E’ uscita poco prima di Natale l’edizione 2023 della biennale pubblicazione OCSE Pensions at a glance. Si tratta di un rapporto corposo, di 234 pagine fitte, che, comprensibilmente, pochi leggono per intero – e chi vi scrive non è tra questi. Ma all’OCSE lo sanno, e, siccome sono furbi, preparano anche estratti sintetici per singoli paese. All’Italia ne sono dedicati addirittura due: uno di due pagine, nella sezione Country specific findings, e l’altro, di sei pagine, nella sezione Country profiles of pension systems.

Poiché ho motivo di credere che siate ancor più pigri di me, e non abbiate voglia di leggere neppure questi due estratti, eccovi allora una sintesi delle sintesi, che mi dà anche agio di ripetere cose che dico da tempo, e che in realtà tutti sanno, ma non vogliono sentirsi dire. Il succo, se non avete voglia di leggere il resto, è che l’Italia è messa male già oggi (anche dal punto di vista previdenziale, intendo), e che il rapido invecchiamento del paese renderà le cose ancora peggiori nei prossimi 20 o 30 anni.

Il pozzo di San Patrizio delle pensioni

Il pozzo di San Patrizio (Orvieto, Terni) fu costruito tra il 1527 e il 1537 per garantire acqua alla città, in caso di assedio.
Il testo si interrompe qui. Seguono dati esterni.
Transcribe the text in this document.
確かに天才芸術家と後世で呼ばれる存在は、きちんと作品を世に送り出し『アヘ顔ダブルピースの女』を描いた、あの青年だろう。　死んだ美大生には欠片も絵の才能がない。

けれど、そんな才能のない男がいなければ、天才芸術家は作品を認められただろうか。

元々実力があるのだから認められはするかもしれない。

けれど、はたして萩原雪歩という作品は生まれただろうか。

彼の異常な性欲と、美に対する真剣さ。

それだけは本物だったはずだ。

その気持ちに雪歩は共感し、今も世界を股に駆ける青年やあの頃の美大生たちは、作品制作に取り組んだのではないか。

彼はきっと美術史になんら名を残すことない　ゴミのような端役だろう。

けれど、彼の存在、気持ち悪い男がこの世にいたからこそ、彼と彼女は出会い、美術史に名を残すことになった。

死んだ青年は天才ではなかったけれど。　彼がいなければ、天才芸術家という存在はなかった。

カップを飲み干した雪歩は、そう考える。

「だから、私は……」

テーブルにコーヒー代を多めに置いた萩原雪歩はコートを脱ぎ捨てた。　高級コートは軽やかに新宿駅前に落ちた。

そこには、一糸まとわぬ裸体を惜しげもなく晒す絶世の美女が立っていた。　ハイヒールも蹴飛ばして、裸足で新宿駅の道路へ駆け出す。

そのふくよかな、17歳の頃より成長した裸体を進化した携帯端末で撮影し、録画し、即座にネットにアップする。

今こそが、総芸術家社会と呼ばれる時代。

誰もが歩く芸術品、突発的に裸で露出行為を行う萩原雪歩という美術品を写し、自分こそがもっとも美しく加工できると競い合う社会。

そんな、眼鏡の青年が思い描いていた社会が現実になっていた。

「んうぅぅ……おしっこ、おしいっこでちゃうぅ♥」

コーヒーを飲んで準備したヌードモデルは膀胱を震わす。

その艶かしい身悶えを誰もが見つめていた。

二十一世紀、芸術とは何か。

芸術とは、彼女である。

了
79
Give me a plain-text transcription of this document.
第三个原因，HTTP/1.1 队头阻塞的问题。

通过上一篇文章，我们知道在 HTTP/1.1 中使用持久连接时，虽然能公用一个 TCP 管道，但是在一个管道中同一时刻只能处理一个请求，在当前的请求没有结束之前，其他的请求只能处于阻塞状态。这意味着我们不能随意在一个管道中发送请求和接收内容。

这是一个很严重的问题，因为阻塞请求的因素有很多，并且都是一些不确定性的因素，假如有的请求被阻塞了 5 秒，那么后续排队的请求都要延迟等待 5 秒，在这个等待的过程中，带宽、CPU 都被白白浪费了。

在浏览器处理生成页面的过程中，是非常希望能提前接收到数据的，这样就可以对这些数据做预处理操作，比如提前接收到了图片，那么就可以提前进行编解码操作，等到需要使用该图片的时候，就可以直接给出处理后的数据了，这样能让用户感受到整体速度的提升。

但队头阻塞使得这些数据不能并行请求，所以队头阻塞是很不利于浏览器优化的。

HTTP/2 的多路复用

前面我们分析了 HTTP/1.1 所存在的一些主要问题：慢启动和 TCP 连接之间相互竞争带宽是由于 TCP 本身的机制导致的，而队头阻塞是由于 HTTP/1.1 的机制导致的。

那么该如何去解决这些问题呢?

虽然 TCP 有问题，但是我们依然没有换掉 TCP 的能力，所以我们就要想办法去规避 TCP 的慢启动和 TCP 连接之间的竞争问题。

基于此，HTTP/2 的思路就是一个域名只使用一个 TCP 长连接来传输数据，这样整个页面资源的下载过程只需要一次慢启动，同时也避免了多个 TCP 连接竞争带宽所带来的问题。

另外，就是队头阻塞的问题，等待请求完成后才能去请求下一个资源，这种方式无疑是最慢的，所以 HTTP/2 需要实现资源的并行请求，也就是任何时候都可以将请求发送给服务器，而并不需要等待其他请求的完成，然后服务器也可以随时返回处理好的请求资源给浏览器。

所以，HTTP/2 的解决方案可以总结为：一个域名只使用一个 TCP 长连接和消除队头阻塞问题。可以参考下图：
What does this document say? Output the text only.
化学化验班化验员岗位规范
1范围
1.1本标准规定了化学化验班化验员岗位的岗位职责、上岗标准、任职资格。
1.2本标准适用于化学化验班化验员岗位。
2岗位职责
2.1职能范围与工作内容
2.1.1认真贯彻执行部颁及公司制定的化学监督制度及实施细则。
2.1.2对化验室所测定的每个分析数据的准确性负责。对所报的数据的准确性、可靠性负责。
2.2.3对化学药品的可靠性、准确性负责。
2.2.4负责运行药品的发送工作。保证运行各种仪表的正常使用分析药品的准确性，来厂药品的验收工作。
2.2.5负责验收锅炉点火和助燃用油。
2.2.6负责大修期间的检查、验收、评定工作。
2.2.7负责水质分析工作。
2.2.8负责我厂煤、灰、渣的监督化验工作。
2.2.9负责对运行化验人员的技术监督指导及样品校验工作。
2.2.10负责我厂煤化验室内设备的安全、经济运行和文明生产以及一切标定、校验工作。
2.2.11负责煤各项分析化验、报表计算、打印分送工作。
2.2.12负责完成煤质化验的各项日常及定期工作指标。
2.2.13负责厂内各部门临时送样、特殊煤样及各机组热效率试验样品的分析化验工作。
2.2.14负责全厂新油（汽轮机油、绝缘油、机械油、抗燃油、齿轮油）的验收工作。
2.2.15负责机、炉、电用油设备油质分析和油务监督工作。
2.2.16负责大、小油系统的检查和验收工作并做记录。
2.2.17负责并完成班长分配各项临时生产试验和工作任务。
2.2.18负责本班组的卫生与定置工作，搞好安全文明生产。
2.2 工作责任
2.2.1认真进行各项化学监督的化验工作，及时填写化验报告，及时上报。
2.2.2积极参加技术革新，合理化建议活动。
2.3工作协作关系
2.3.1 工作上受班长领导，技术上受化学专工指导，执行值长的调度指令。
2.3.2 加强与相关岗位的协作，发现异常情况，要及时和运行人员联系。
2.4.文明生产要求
Ma, come dice Wikipedia, è anche un’espressione utilizzata per riferirsi ad una riserva misteriosa e sconfinata di ricchezze, come nel nostro paese per molti anni è stato concepito il sistema previdenziale, il che in parte spiega perché siamo oggi  (e saremo domani) a pagarne le conseguenze. Secondo altri, continua Wikipedia, con l’espressione “è come il pozzo di San Patrizio” si intende qualcosa in cui si buttano risorse ed energie, ma inutilmente, perché non si riempie mai e non si riesce a trovarne la fine – e questo ricorda la seconda parte della storia previdenziale in Italia: i tentativi di riforma, iniziati nel 1995, e non ancora giunti a conclusione.

D’accordo, il rapporto OCSE non cita il pozzo di San Patrizio. Ma cita molti numeri, alcuni dei quali riassunti nella tabella 1. Nel contesto OCSE siamo i primi, o siamo molto vicini a esserlo, ad esempio in termini di invecchiamento (con 41 anziani ogni 100 adulti, contro un valore del 31% per l’OCSE, intendendo per anziani coloro che hanno 65 anni o più, e per adulti coloro che ne hanno tra 20 e 64), di aliquota contributiva (33% contro il 18% in media) e di peso delle pensioni pubbliche sul PIL (16% contro meno dell’8%, in media). I nostri anziani, se andassero in pensione a 65 anni, resterebbero a carico della collettività per oltre 21 anni, contro meno di 20 nella media OCSE. In realtà, però, le cose vanno peggio, perché, nonostante leggi formalmente draconiane, che imporrebbero l’accesso alla pensione a 67 anni e passa, l’età effettiva al pensionamento è di appena 62 anni e mezzo, un anno più bassa della media OCSE. Questo avviene per le mille eccezioni che siano stati capaci di introdurre, prima (nel 1995) salvaguardando i “diritti acquisiti” di chiunque purché non fosse giovane, poi introducendo quote a tutto spiano (100, 102, 103), poi creando categorie speciali di lavori (usuranti e, dal 2018, gravosi), per cui una vasta e (parole OCSE) ingiustificata platea di lavoratori è ha diritto a una pensione anticipata, e poi, non contenti, creando anche l’APE (anticipo pensionistico), l’APE sociale e l’opzione donna. Non a caso, nelle età mature da noi si lavora poco: nella fascia di età 60-64 anni, ad esempio, il nostro tasso di occupazione è del 41%, contro il 54% della media OCSE.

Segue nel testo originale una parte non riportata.